Le magazine branché Les Inrocks vient de publier un bien intéressant article concernant le candidat tête de liste communiste Ian Brossat [1]
Le jeune professeur, par ailleurs adjoint à la mairie de Paris, y déclare notamment :
« Je vais être franc avec vous : je ne suis pas un grand théoricien. Je suis plutôt un praticien. Bien sûr, je lis des livres, mais je préfère globalement lire des romans que des essais ».
Le magazine renforce le propos par ce commentaire du député communiste Sébastien Jumel :
« Le temps n’est pas à théoriser, il est à incarner la colère du peuple, à mettre des visages sur les vies broyées ».
Et Les Inroks d’ajouter :
« Ian Brossat goût peu au jeu du plus marxiste que moi, tu meurs ».
Bref, l’objectif clairement affiché est de faire élire des députés communistes, non seulement pour témoigner de l’existence d’un parti dont la disparition a été si souvent annoncée depuis des années, mais aussi et surtout pour faire élire des députés faisant avancer au Parlement européen des mesures positives, au coup par coup, dans le droit fil de ce qui a déjà été fait dans les années précédentes.

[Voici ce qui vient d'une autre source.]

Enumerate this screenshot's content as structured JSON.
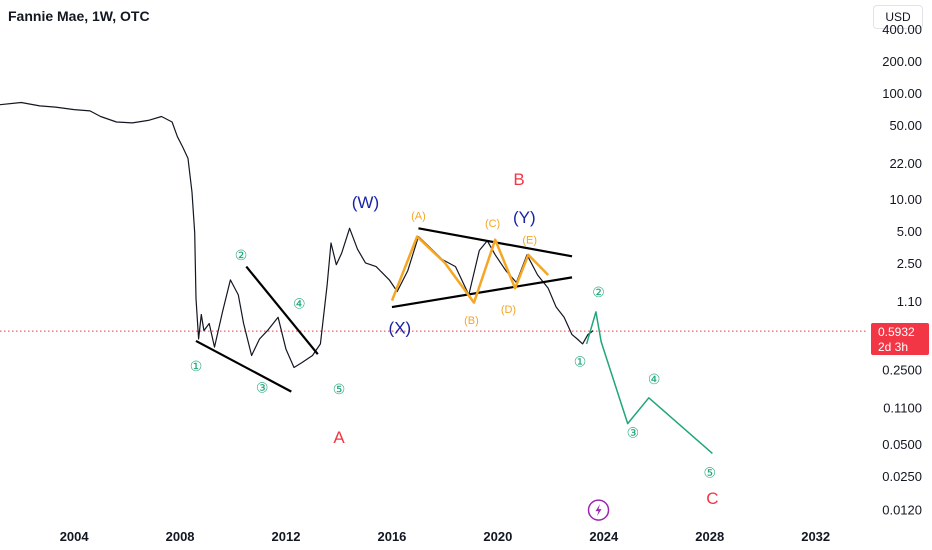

Même si « le temps n’est plus à théoriser », je ne peux m’empêcher de penser aux empoignades serrées entre philosophes marxistes (français) [2] concernant la parole magique : Aufhebung, magique car les uns et les autres, dans leurs traductions contradictoires, en sont peut-être encore à la dévotion devant le lexique de Marx, plutôt qu’à l’esprit de sa recherche et de son combat.

Aufhebung ? Pour qui en ignorerait, précisons qu’il s’agit du terme par lequel Marx semble désigner la suppression du capitalisme, son abolition.
Je dis bien « semble » car d’aucuns, et non des moindres, oublient « abolition » et traduisent par « dépassement ». Un dépassement à la sauce hégélienne où la dialectique mène le monde par la nécessaire négation de ce qui est, mais négation créatrice (la négation est aussi conservation, puisque dépassement…).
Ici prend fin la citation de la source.